Toni Choueiri: I think there's always room. I see when I was a fellow in Cleveland. And at that time, my mentor, Ron Bukowski, who's retired, we're working on sorafenib and how we went and how we have new targets, new ways focused on rare variant histologies, two major grant, SPOREs, a Department of Defense focused on kidney cancer. I think kidney cancer is more and more exciting, more junior colleagues joining the battle against kidney cancer, more postdocs.
This is still a disease, Dr. Morgans, that kills 15,000 people in the United States alone. So we have to do better. I think they will be more focused on early-stage disease, but as we've seen in ASCO 2020, it's still very, very vibrant. I think we have an update on major Phase III trials. We have questions about sequences that they didn't pan out like we wanted, but we have answers now.

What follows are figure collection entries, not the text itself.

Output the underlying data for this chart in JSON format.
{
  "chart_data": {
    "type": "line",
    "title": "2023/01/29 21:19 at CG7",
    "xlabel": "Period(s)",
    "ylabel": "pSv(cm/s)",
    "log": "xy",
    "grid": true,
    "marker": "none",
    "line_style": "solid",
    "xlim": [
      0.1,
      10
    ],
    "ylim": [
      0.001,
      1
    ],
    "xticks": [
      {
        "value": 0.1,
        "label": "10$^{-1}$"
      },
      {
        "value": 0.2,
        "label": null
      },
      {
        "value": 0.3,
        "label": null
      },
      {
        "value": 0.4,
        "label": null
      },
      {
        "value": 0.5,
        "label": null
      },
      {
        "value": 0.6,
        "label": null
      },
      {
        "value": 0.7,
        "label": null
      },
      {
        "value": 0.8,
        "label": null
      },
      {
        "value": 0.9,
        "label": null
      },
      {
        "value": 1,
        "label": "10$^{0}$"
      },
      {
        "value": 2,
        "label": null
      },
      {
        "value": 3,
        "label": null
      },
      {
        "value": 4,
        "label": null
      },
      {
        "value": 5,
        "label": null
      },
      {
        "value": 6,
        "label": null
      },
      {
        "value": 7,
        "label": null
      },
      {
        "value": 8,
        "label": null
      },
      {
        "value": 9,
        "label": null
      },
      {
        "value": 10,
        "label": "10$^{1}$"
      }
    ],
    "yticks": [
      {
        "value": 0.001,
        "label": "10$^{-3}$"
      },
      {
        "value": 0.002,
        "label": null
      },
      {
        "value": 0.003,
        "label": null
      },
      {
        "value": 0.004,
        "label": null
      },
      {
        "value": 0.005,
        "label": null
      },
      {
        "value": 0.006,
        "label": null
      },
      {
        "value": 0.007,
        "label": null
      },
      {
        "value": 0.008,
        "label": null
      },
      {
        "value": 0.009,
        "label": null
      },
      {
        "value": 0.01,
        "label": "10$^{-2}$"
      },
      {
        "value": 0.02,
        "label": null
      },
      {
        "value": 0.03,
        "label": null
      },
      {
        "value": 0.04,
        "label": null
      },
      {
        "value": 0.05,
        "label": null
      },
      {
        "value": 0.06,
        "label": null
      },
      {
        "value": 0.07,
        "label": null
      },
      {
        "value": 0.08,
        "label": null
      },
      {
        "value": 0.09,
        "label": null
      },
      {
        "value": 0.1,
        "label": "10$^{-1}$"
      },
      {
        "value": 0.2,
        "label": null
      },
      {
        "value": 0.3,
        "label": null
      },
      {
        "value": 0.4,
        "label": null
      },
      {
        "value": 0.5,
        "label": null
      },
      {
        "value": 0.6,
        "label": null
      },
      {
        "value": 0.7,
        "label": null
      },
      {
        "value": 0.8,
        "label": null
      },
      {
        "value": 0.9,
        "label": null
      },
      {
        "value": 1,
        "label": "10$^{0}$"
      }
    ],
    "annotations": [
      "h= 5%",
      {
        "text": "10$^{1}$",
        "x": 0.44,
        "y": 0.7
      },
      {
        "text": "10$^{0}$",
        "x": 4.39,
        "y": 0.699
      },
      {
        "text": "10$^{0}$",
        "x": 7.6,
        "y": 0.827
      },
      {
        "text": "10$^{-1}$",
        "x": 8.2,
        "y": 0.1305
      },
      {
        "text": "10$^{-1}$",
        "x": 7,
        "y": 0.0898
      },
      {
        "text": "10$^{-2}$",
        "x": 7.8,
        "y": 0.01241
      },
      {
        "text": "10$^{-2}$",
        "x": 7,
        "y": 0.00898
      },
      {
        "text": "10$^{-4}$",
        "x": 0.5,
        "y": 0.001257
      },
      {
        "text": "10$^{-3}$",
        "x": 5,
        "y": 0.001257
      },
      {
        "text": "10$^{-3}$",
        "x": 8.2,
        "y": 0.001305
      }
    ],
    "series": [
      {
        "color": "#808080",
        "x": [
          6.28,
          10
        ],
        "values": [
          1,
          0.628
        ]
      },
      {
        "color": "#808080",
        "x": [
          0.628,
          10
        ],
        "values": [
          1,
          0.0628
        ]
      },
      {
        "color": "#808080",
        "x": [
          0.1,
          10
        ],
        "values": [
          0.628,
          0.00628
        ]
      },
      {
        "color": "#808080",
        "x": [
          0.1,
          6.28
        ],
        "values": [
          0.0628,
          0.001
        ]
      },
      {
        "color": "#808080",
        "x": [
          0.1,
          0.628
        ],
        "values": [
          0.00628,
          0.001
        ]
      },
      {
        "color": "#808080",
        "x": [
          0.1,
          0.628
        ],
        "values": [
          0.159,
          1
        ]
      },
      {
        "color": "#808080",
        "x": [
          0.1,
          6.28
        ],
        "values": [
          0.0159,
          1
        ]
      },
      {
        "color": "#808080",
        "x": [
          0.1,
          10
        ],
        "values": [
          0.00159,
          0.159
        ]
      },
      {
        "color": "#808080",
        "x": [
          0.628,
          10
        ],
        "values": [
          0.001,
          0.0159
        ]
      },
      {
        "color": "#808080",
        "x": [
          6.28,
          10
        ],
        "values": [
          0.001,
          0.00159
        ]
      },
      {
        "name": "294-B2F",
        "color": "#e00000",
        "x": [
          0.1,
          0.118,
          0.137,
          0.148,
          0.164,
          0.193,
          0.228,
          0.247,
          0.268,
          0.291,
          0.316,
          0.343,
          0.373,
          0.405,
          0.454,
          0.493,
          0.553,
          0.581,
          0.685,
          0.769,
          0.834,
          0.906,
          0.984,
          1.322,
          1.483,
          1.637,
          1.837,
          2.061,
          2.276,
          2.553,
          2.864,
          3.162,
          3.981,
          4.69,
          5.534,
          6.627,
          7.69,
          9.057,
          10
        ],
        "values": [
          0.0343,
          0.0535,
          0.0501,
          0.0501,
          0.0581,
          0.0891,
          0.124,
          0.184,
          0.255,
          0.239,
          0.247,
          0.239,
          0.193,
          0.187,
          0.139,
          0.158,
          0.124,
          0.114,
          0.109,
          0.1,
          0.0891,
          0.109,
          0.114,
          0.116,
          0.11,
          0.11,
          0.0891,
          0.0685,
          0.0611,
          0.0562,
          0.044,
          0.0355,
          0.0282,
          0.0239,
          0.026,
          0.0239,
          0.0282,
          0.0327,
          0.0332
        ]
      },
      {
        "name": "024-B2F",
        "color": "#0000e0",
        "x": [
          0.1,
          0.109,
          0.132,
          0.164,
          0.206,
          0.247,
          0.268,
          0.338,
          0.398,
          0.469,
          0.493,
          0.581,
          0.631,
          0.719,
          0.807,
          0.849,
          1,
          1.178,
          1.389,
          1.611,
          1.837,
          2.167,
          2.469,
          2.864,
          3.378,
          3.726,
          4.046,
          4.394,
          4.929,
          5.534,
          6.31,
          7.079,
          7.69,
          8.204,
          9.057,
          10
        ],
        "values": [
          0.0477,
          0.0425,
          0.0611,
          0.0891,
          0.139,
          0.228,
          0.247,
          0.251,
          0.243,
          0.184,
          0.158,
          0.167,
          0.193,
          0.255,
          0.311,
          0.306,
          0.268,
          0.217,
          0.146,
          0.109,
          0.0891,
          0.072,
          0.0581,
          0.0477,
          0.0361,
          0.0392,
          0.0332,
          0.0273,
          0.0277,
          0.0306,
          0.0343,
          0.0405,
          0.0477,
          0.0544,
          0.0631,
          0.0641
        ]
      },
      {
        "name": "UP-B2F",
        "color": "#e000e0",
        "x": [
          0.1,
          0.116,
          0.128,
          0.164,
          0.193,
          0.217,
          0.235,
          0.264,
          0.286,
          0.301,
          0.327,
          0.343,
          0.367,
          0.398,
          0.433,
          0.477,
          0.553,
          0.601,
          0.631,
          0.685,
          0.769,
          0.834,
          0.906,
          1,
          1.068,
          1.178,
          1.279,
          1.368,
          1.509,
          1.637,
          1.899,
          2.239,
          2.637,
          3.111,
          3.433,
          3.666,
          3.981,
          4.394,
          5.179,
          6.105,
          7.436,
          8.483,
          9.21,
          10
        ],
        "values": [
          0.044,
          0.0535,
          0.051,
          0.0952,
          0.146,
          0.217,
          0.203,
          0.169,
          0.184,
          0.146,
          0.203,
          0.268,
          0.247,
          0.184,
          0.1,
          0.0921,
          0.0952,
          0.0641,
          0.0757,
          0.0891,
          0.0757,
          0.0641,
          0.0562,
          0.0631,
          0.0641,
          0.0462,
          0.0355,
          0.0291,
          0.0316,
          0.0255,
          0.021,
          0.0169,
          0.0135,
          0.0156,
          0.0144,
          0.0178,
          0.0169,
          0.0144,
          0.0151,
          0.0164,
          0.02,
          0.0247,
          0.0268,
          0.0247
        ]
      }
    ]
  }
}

And I think I like the focus. I didn't bring it up in it, about non-clear cell and rare variant histology. We brought it with SAVOIR, but there are a couple of abstracts with other combinations. And with the new drug, which is a HEF-2 inhibitor work in part based on the Nobel Prize in October, 2019, that showed that inhibiting HEF-2 is a small molecule, not just in clear cell RCC, which was what's reported at the previous ASCO meeting, but also in VHL syndrome with clear cell RCC is a powerful strategy that results in responses and alters the natural history of the disease. A very exciting time for kidney cancer, and GU cancers, in general, obviously I'm very biased to think it's the best field go to, but it is. And thank you, UroToday, for always providing some of the best updates in the field.
Alicia Morgans: Wonderful. Well, thank you for your compliments. Thank you for sharing your insights and we'll have to focus, I think, in another recording on the non-clear cell rare variants. Because I agree with you, they were highlighted at ASCO this year and really do deserve attention as we're putting these patients into buckets and really trying to address them by risk strategy and also by their histology. So thank you so much for your time. Thank you to all the patients who, as you mentioned, have participated in these trials. And thank you again.
Toni Choueiri: Thank you, Alicia. Take care. Bye.